Photo du film Wrong Elements © 2015 Marine Gautier

Jonathan Littell est une plume. Dans ses reportages, dans ses romans, il plonge son lecteur dans un monde où tout ne tourne pas toujours rond. Après la Géorgie, le Soudan, la Syrie et tant d’autres destinations, il met cette fois le cap sur l’Ouganda et laisse les pages papier de côté. Il s’essaie au documentaire avec Wrong Elements, présenté en Séance Spéciale, en lice pour la Caméra d’Or.

C’est un fléau majeur dans l’histoire de l’Ouganda. La LRA, Armée de Résistance du Seigneur. A l’origine, Joseph Kony, un insurgé acholi, prétendu guérisseur, monte son mouvement rebelle contre le pouvoir central. Pour grossir ses rangs, la LRA enlève des enfants, plus de 60 000 en 25 ans, pour en faire des guerriers. Aujourd’hui, la LRA sévit toujours mais a perdu en influence et Joseph Kony est l’homme le plus recherché d’Afrique. Restent des jeunes adultes arrachés à l’enfance et désormais laissés pour compte.

Mi bourreaux, mi victimes, ils doivent maintenant se reconstruire.
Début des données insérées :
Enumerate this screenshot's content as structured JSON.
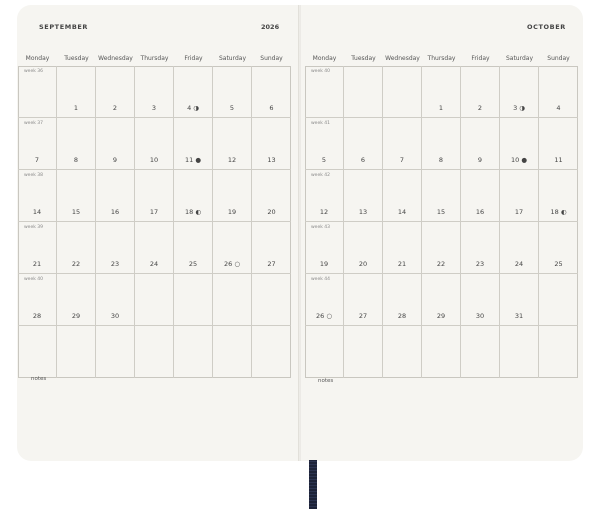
{
  "days": [
    "Monday",
    "Tuesday",
    "Wednesday",
    "Thursday",
    "Friday",
    "Saturday",
    "Sunday"
  ],
  "left": {
    "month": "SEPTEMBER",
    "year": "2026",
    "notes": "notes",
    "weeks": [
      "week 36",
      "week 37",
      "week 38",
      "week 39",
      "week 40",
      ""
    ],
    "rows": [
      [
        "",
        "1",
        "2",
        "3",
        "4 ◑",
        "5",
        "6"
      ],
      [
        "7",
        "8",
        "9",
        "10",
        "11 ●",
        "12",
        "13"
      ],
      [
        "14",
        "15",
        "16",
        "17",
        "18 ◐",
        "19",
        "20"
      ],
      [
        "21",
        "22",
        "23",
        "24",
        "25",
        "26 ○",
        "27"
      ],
      [
        "28",
        "29",
        "30",
        "",
        "",
        "",
        ""
      ],
      [
        "",
        "",
        "",
        "",
        "",
        "",
        ""
      ]
    ]
  },
  "right": {
    "month": "OCTOBER",
    "notes": "notes",
    "weeks": [
      "week 40",
      "week 41",
      "week 42",
      "week 43",
      "week 44",
      ""
    ],
    "rows": [
      [
        "",
        "",
        "",
        "1",
        "2",
        "3 ◑",
        "4"
      ],
      [
        "5",
        "6",
        "7",
        "8",
        "9",
        "10 ●",
        "11"
      ],
      [
        "12",
        "13",
        "14",
        "15",
        "16",
        "17",
        "18 ◐"
      ],
      [
        "19",
        "20",
        "21",
        "22",
        "23",
        "24",
        "25"
      ],
      [
        "26 ○",
        "27",
        "28",
        "29",
        "30",
        "31",
        ""
      ],
      [
        "",
        "",
        "",
        "",
        "",
        "",
        ""
      ]
    ]
  },
  "colors": {
    "paper": "#f6f5f1",
    "ribbon": "#1d2338"
  }
}
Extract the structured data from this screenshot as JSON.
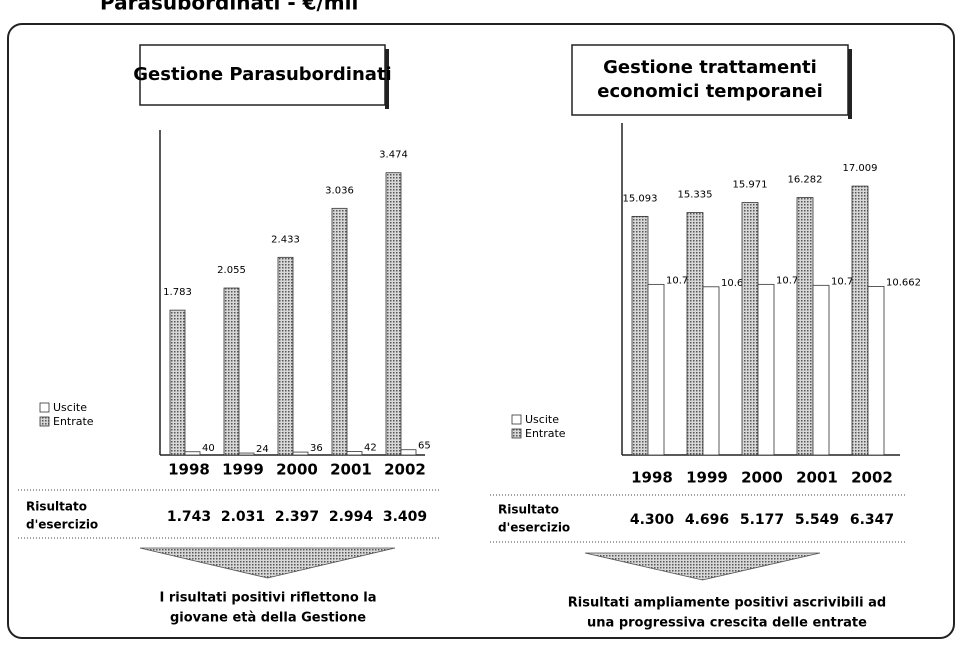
{
  "header": {
    "title": "Parasubordinati - €/mil"
  },
  "chart_data": [
    {
      "type": "bar",
      "title": [
        "Gestione Parasubordinati"
      ],
      "categories": [
        "1998",
        "1999",
        "2000",
        "2001",
        "2002"
      ],
      "series": [
        {
          "name": "Uscite",
          "color": "#ffffff",
          "hatch": false,
          "values": [
            40,
            24,
            36,
            42,
            65
          ],
          "value_labels": [
            "40",
            "24",
            "36",
            "42",
            "65"
          ]
        },
        {
          "name": "Entrate",
          "color": "#8a8a8a",
          "hatch": true,
          "values": [
            1783,
            2055,
            2433,
            3036,
            3474
          ],
          "value_labels": [
            "1.783",
            "2.055",
            "2.433",
            "3.036",
            "3.474"
          ]
        }
      ],
      "ylim": [
        0,
        4000
      ],
      "result_label": [
        "Risultato",
        "d'esercizio"
      ],
      "result_values": [
        1743,
        2031,
        2397,
        2994,
        3409
      ],
      "result_labels": [
        "1.743",
        "2.031",
        "2.397",
        "2.994",
        "3.409"
      ],
      "note": [
        "I risultati positivi riflettono la",
        "giovane età della Gestione"
      ]
    },
    {
      "type": "bar",
      "title": [
        "Gestione trattamenti",
        "economici temporanei"
      ],
      "categories": [
        "1998",
        "1999",
        "2000",
        "2001",
        "2002"
      ],
      "series": [
        {
          "name": "Uscite",
          "color": "#ffffff",
          "hatch": false,
          "values": [
            10793,
            10639,
            10794,
            10733,
            10662
          ],
          "value_labels": [
            "10.793",
            "10.639",
            "10.794",
            "10.733",
            "10.662"
          ]
        },
        {
          "name": "Entrate",
          "color": "#8a8a8a",
          "hatch": true,
          "values": [
            15093,
            15335,
            15971,
            16282,
            17009
          ],
          "value_labels": [
            "15.093",
            "15.335",
            "15.971",
            "16.282",
            "17.009"
          ]
        }
      ],
      "ylim": [
        0,
        21000
      ],
      "result_label": [
        "Risultato",
        "d'esercizio"
      ],
      "result_values": [
        4300,
        4696,
        5177,
        5549,
        6347
      ],
      "result_labels": [
        "4.300",
        "4.696",
        "5.177",
        "5.549",
        "6.347"
      ],
      "note": [
        "Risultati ampliamente positivi ascrivibili ad",
        "una progressiva crescita delle entrate"
      ]
    }
  ]
}
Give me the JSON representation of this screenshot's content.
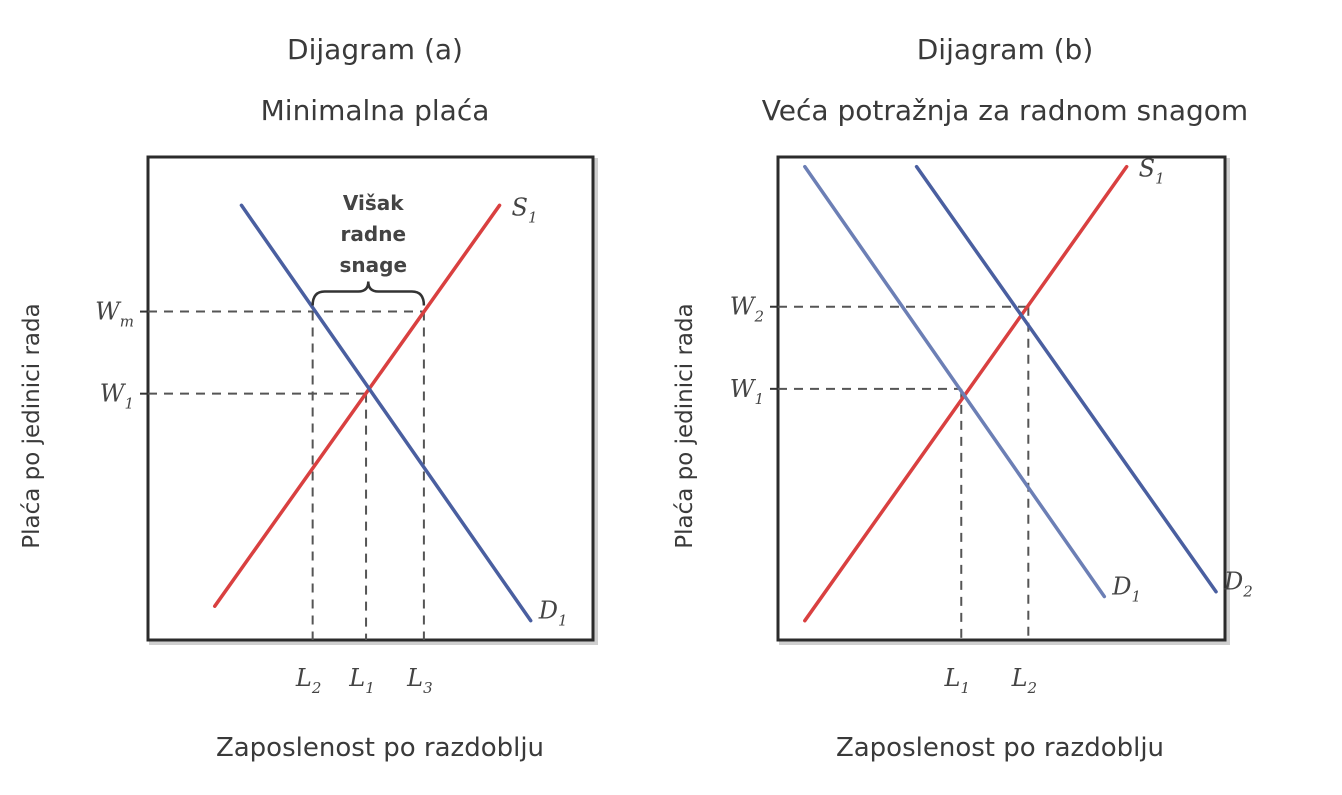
{
  "chart_data": [
    {
      "type": "line",
      "panel": "Dijagram (a)",
      "title": "Minimalna plaća",
      "xlabel": "Zaposlenost po razdoblju",
      "ylabel": "Plaća po jedinici rada",
      "xlim": [
        0,
        10
      ],
      "ylim": [
        0,
        10
      ],
      "series": [
        {
          "name": "S1",
          "label": "S",
          "sub": "1",
          "color": "#d94040",
          "points": [
            [
              1.5,
              0.7
            ],
            [
              7.9,
              9.0
            ]
          ]
        },
        {
          "name": "D1",
          "label": "D",
          "sub": "1",
          "color": "#4a5fa0",
          "points": [
            [
              2.1,
              9.0
            ],
            [
              8.6,
              0.4
            ]
          ]
        }
      ],
      "levels": [
        {
          "axis": "y",
          "label": "W",
          "sub": "m",
          "value": 6.8,
          "from_x": 3.7,
          "to_x": 6.2
        },
        {
          "axis": "y",
          "label": "W",
          "sub": "1",
          "value": 5.1,
          "from_x": 4.9,
          "to_x": 4.9
        }
      ],
      "verticals": [
        {
          "label": "L",
          "sub": "2",
          "value": 3.7,
          "top_y": 6.8
        },
        {
          "label": "L",
          "sub": "1",
          "value": 4.9,
          "top_y": 5.1
        },
        {
          "label": "L",
          "sub": "3",
          "value": 6.2,
          "top_y": 6.8
        }
      ],
      "annotation": {
        "lines": [
          "Višak",
          "radne",
          "snage"
        ],
        "from_x": 3.7,
        "to_x": 6.2,
        "y": 6.8
      }
    },
    {
      "type": "line",
      "panel": "Dijagram (b)",
      "title": "Veća potražnja za radnom snagom",
      "xlabel": "Zaposlenost po razdoblju",
      "ylabel": "Plaća po jedinici rada",
      "xlim": [
        0,
        10
      ],
      "ylim": [
        0,
        10
      ],
      "series": [
        {
          "name": "S1",
          "label": "S",
          "sub": "1",
          "color": "#d94040",
          "points": [
            [
              0.6,
              0.4
            ],
            [
              7.8,
              9.8
            ]
          ]
        },
        {
          "name": "D1",
          "label": "D",
          "sub": "1",
          "color": "#6c7fb5",
          "points": [
            [
              0.6,
              9.8
            ],
            [
              7.3,
              0.9
            ]
          ]
        },
        {
          "name": "D2",
          "label": "D",
          "sub": "2",
          "color": "#4a5fa0",
          "points": [
            [
              3.1,
              9.8
            ],
            [
              9.8,
              1.0
            ]
          ]
        }
      ],
      "levels": [
        {
          "axis": "y",
          "label": "W",
          "sub": "2",
          "value": 6.9,
          "from_x": 5.6,
          "to_x": 5.6
        },
        {
          "axis": "y",
          "label": "W",
          "sub": "1",
          "value": 5.2,
          "from_x": 4.1,
          "to_x": 4.1
        }
      ],
      "verticals": [
        {
          "label": "L",
          "sub": "1",
          "value": 4.1,
          "top_y": 5.2
        },
        {
          "label": "L",
          "sub": "2",
          "value": 5.6,
          "top_y": 6.9
        }
      ]
    }
  ]
}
Jonathan Littell est allé à la rencontre de Geofrey, Nighty et Mike, enlevés à 12 ou 13 ans, enrôlés, devenus criminels puis abandonnés. Pour raconter cette crise et les interrogations qui l’accompagnent, l’écrivain se fait réalisateur.

« Ces réponses viennent avec tous les moyens qu’offrent l’image en mouvement et le son : non seulement la parole, forcément limitée, mais les gestes, les intonations, les hésitations, les regards. »

La faute, la culpabilité, le déracinement, Wrong Elements explore les conflits intérieurs de soldats enrôlés malgré eux. En filigrane, le film éclaire des questionnements laissés chez les enfants des régimes nazi, stalinien et maoïste, il anticipe également les préoccupations qui seront celles des générations de Daech.